To maintain reliability, the malware incorporates a feedback loop. After a Lua script runs, execution logs are captured and sent back to the AI model for evaluation. If the code fails or behaves unexpectedly, the model receives instructions to correct the script before it is executed again. Researchers noted that this iterative process helps compensate for the non-deterministic nature of large language models, allowing the malware to refine itself mid-attack.
Unlike traditional ransomware, which often leaves recognizable signatures, PromptLock’s dynamically generated code can differ significantly from one victim to another, complicating detection and forensic analysis.
A Broader Ecosystem of AI-Driven Threats
PromptLock is not an isolated development. ESET researchers also documented related AI-assisted tools, including PromptFlux, which prompts an AI system to rewrite dropper code to improve persistence, and PromptSteal, which generates Windows commands designed to harvest sensitive documents from infected machines.
These tools have emerged alongside rapid growth in the ransomware-as-a-service market. Publicly reported victims listed on ransomware leak sites surpassed 2024 totals well before the end of 2025, with projections pointing to a roughly 40 percent year-over-year increase.

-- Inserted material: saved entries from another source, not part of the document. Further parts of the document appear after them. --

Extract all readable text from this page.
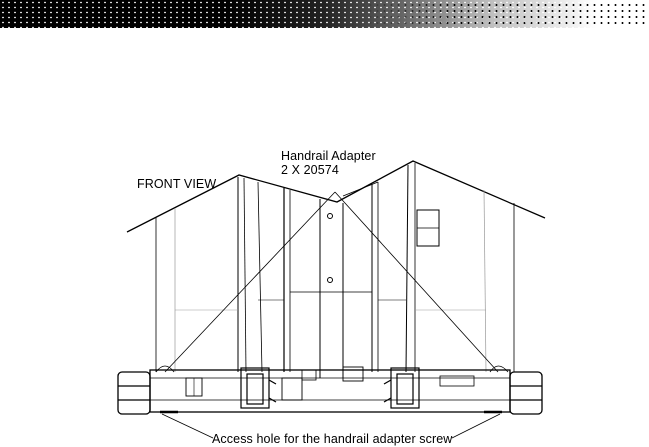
FRONT VIEW
Handrail Adapter
2 X 20574
Access hole for the handrail adapter screw
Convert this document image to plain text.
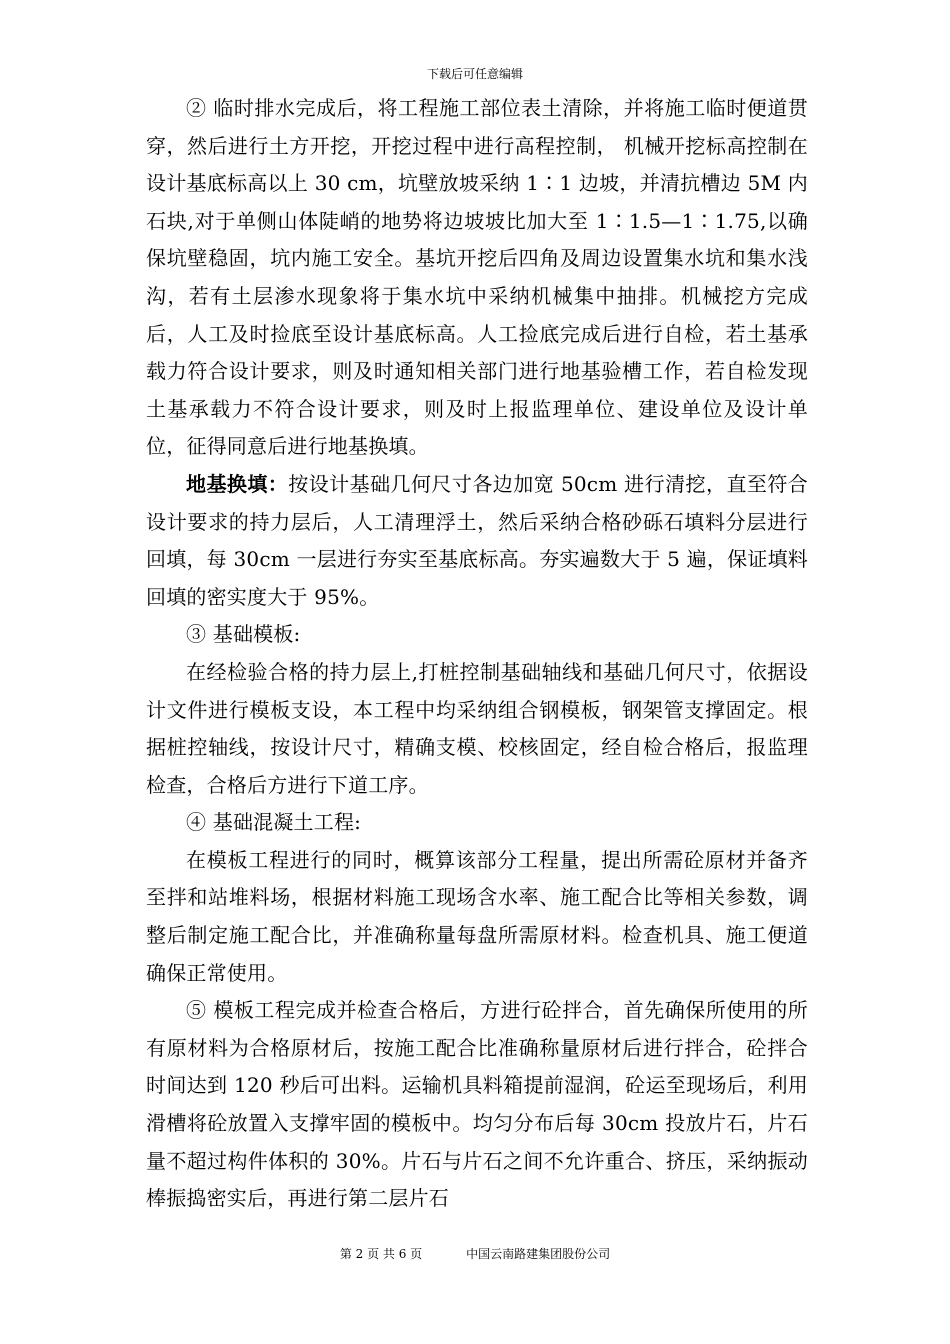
下载后可任意编辑

② 临时排水完成后，将工程施工部位表土清除，并将施工临时便道贯穿，然后进行土方开挖，开挖过程中进行高程控制， 机械开挖标高控制在设计基底标高以上 30 cm，坑壁放坡采纳 1∶1 边坡，并清抗槽边 5M 内石块,对于单侧山体陡峭的地势将边坡坡比加大至 1∶1.5—1∶1.75,以确保坑壁稳固，坑内施工安全。基坑开挖后四角及周边设置集水坑和集水浅沟，若有土层渗水现象将于集水坑中采纳机械集中抽排。机械挖方完成后，人工及时捡底至设计基底标高。人工捡底完成后进行自检，若土基承载力符合设计要求，则及时通知相关部门进行地基验槽工作，若自检发现土基承载力不符合设计要求，则及时上报监理单位、建设单位及设计单位，征得同意后进行地基换填。

地基换填：按设计基础几何尺寸各边加宽 50cm 进行清挖，直至符合设计要求的持力层后，人工清理浮土，然后采纳合格砂砾石填料分层进行回填，每 30cm 一层进行夯实至基底标高。夯实遍数大于 5 遍，保证填料回填的密实度大于 95%。

③ 基础模板:

在经检验合格的持力层上,打桩控制基础轴线和基础几何尺寸，依据设计文件进行模板支设，本工程中均采纳组合钢模板，钢架管支撑固定。根据桩控轴线，按设计尺寸，精确支模、校核固定，经自检合格后，报监理检查，合格后方进行下道工序。

④ 基础混凝土工程:

在模板工程进行的同时，概算该部分工程量，提出所需砼原材并备齐至拌和站堆料场，根据材料施工现场含水率、施工配合比等相关参数，调整后制定施工配合比，并准确称量每盘所需原材料。检查机具、施工便道确保正常使用。

⑤ 模板工程完成并检查合格后，方进行砼拌合，首先确保所使用的所有原材料为合格原材后，按施工配合比准确称量原材后进行拌合，砼拌合时间达到 120 秒后可出料。运输机具料箱提前湿润，砼运至现场后，利用滑槽将砼放置入支撑牢固的模板中。均匀分布后每 30cm 投放片石，片石量不超过构件体积的 30%。片石与片石之间不允许重合、挤压，采纳振动棒振捣密实后，再进行第二层片石

第 2 页 共 6 页	中国云南路建集团股份公司
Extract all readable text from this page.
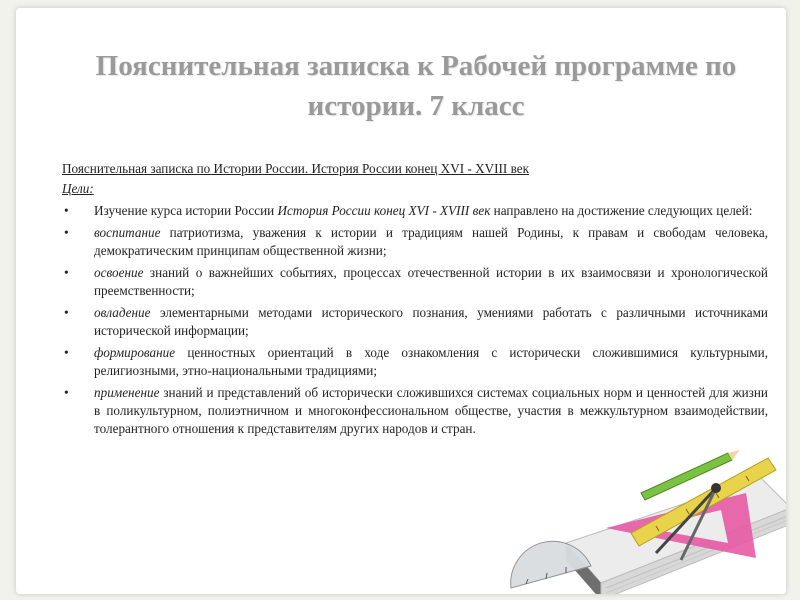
Пояснительная записка к Рабочей программе по
истории. 7 класс
Пояснительная записка по Истории России. История России конец XVI - XVIII век
Цели:
• Изучение курса истории России История России конец XVI - XVIII век направлено на достижение следующих целей:
• воспитание патриотизма, уважения к истории и традициям нашей Родины, к правам и свободам человека, демократическим принципам общественной жизни;
• освоение знаний о важнейших событиях, процессах отечественной истории в их взаимосвязи и хронологической преемственности;
• овладение элементарными методами исторического познания, умениями работать с различными источниками исторической информации;
• формирование ценностных ориентаций в ходе ознакомления с исторически сложившимися культурными, религиозными, этно-национальными традициями;
• применение знаний и представлений об исторически сложившихся системах социальных норм и ценностей для жизни в поликультурном, полиэтничном и многоконфессиональном обществе, участия в межкультурном взаимодействии, толерантного отношения к представителям других народов и стран.
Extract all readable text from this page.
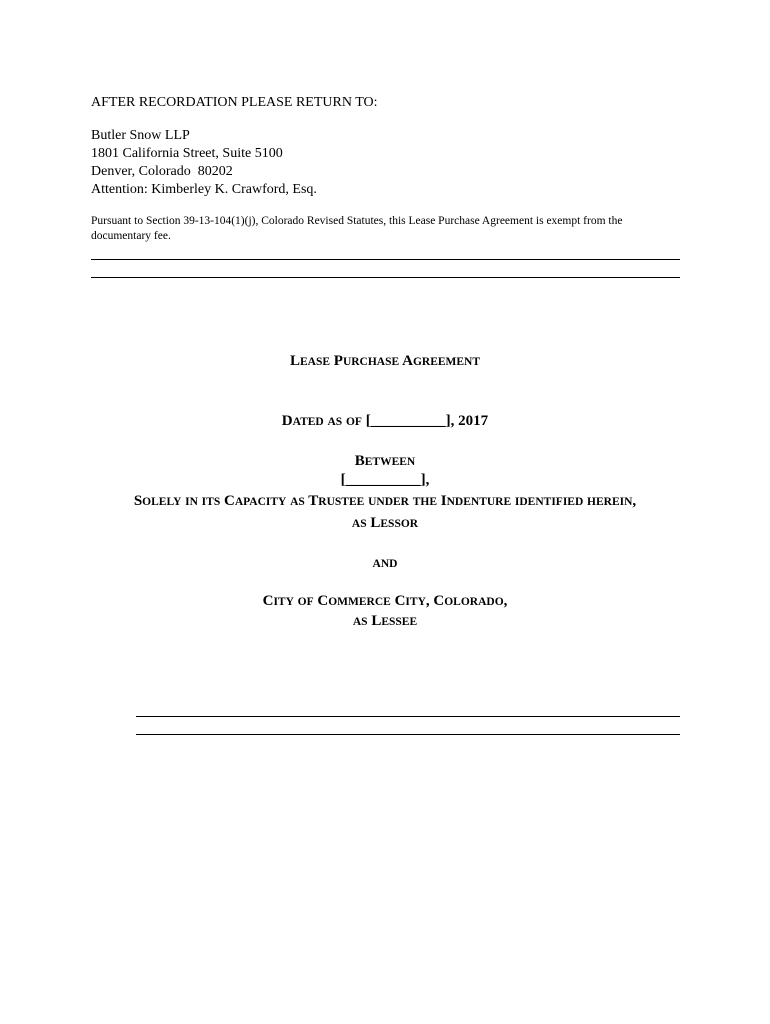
AFTER RECORDATION PLEASE RETURN TO:
Butler Snow LLP
1801 California Street, Suite 5100
Denver, Colorado  80202
Attention: Kimberley K. Crawford, Esq.
Pursuant to Section 39-13-104(1)(j), Colorado Revised Statutes, this Lease Purchase Agreement is exempt from the documentary fee.
LEASE PURCHASE AGREEMENT
DATED AS OF [__________], 2017
BETWEEN
[__________],
SOLELY IN ITS CAPACITY AS TRUSTEE UNDER THE INDENTURE IDENTIFIED HEREIN,
AS LESSOR
AND
CITY OF COMMERCE CITY, COLORADO,
AS LESSEE
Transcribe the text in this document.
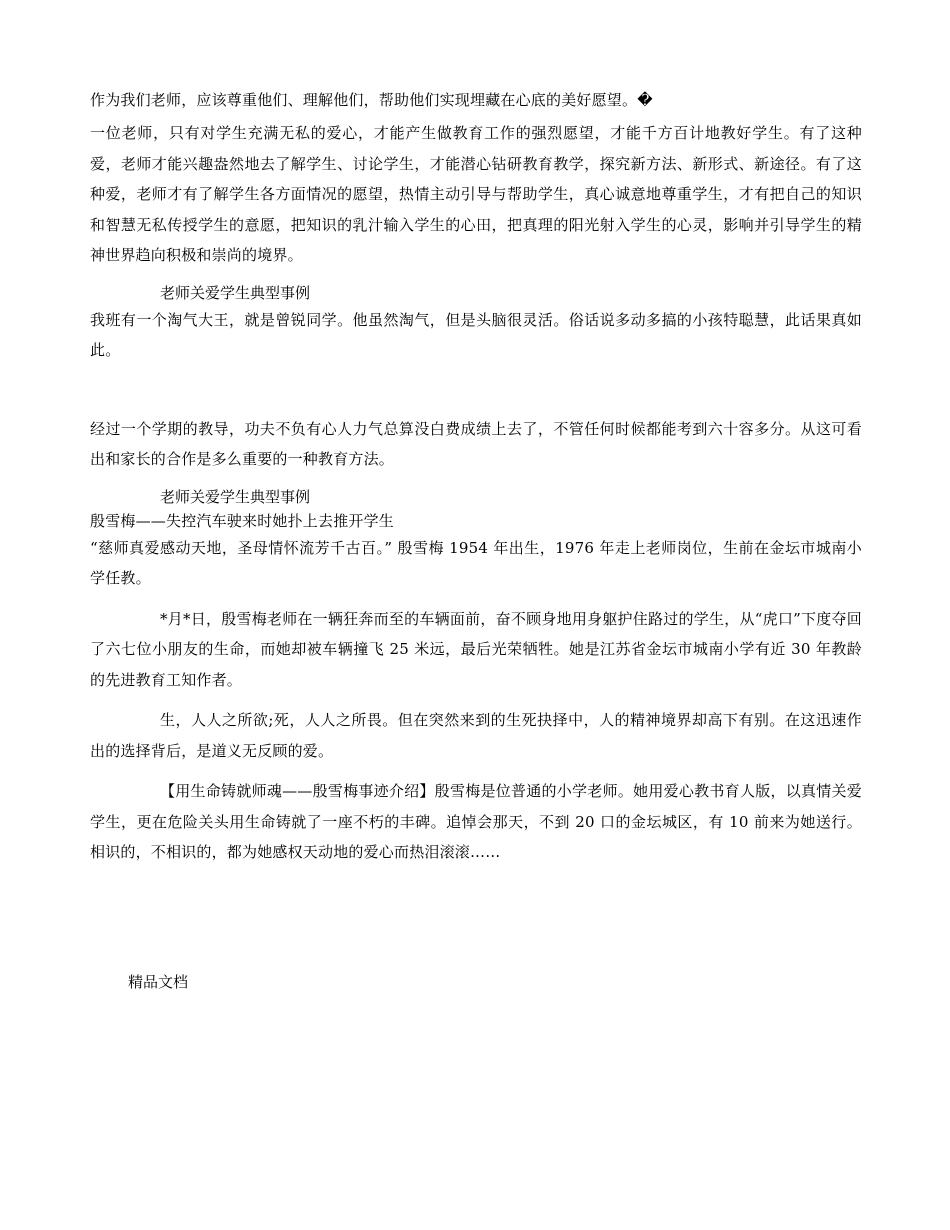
作为我们老师，应该尊重他们、理解他们，帮助他们实现埋藏在心底的美好愿望。�

一位老师，只有对学生充满无私的爱心，才能产生做教育工作的强烈愿望，才能千方百计地教好学生。有了这种爱，老师才能兴趣盎然地去了解学生、讨论学生，才能潜心钻研教育教学，探究新方法、新形式、新途径。有了这种爱，老师才有了解学生各方面情况的愿望，热情主动引导与帮助学生，真心诚意地尊重学生，才有把自己的知识和智慧无私传授学生的意愿，把知识的乳汁输入学生的心田，把真理的阳光射入学生的心灵，影响并引导学生的精神世界趋向积极和崇尚的境界。

老师关爱学生典型事例

我班有一个淘气大王，就是曾锐同学。他虽然淘气，但是头脑很灵活。俗话说多动多搞的小孩特聪慧，此话果真如此。

经过一个学期的教导，功夫不负有心人力气总算没白费成绩上去了，不管任何时候都能考到六十容多分。从这可看出和家长的合作是多么重要的一种教育方法。

老师关爱学生典型事例

殷雪梅——失控汽车驶来时她扑上去推开学生

“慈师真爱感动天地，圣母情怀流芳千古百。” 殷雪梅 1954 年出生，1976 年走上老师岗位，生前在金坛市城南小学任教。

*月*日，殷雪梅老师在一辆狂奔而至的车辆面前，奋不顾身地用身躯护住路过的学生，从“虎口”下度夺回了六七位小朋友的生命，而她却被车辆撞飞 25 米远，最后光荣牺牲。她是江苏省金坛市城南小学有近 30 年教龄的先进教育工知作者。

生，人人之所欲;死，人人之所畏。但在突然来到的生死抉择中，人的精神境界却高下有别。在这迅速作出的选择背后，是道义无反顾的爱。

【用生命铸就师魂——殷雪梅事迹介绍】殷雪梅是位普通的小学老师。她用爱心教书育人版，以真情关爱学生，更在危险关头用生命铸就了一座不朽的丰碑。追悼会那天，不到 20 口的金坛城区，有 10 前来为她送行。相识的，不相识的，都为她感权天动地的爱心而热泪滚滚……

精品文档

Within this expanding ecosystem, established ransomware groups such as Qilin and Akira have continued to dominate activity, while newer actors like Warlock have introduced evasion techniques designed to bypass endpoint detection tools.
A Turning Point in the Ransomware Landscape
In its H2 2025 Threat Report, ESET characterized the rise of AI-driven malware as a critical shift in how cyberattacks are conducted. What was once a theoretical risk has moved into operational reality, with attackers using machine learning models to craft malicious code that adapts to each target’s environment.
This convergence of advanced malware development and artificial intelligence, researchers noted, marks a fundamental change in attack sophistication. By generating unique scripts for filesystem enumeration, data inspection, exfiltration, and encryption, PromptLock illustrates how AI can be embedded directly into the mechanics of ransomware itself.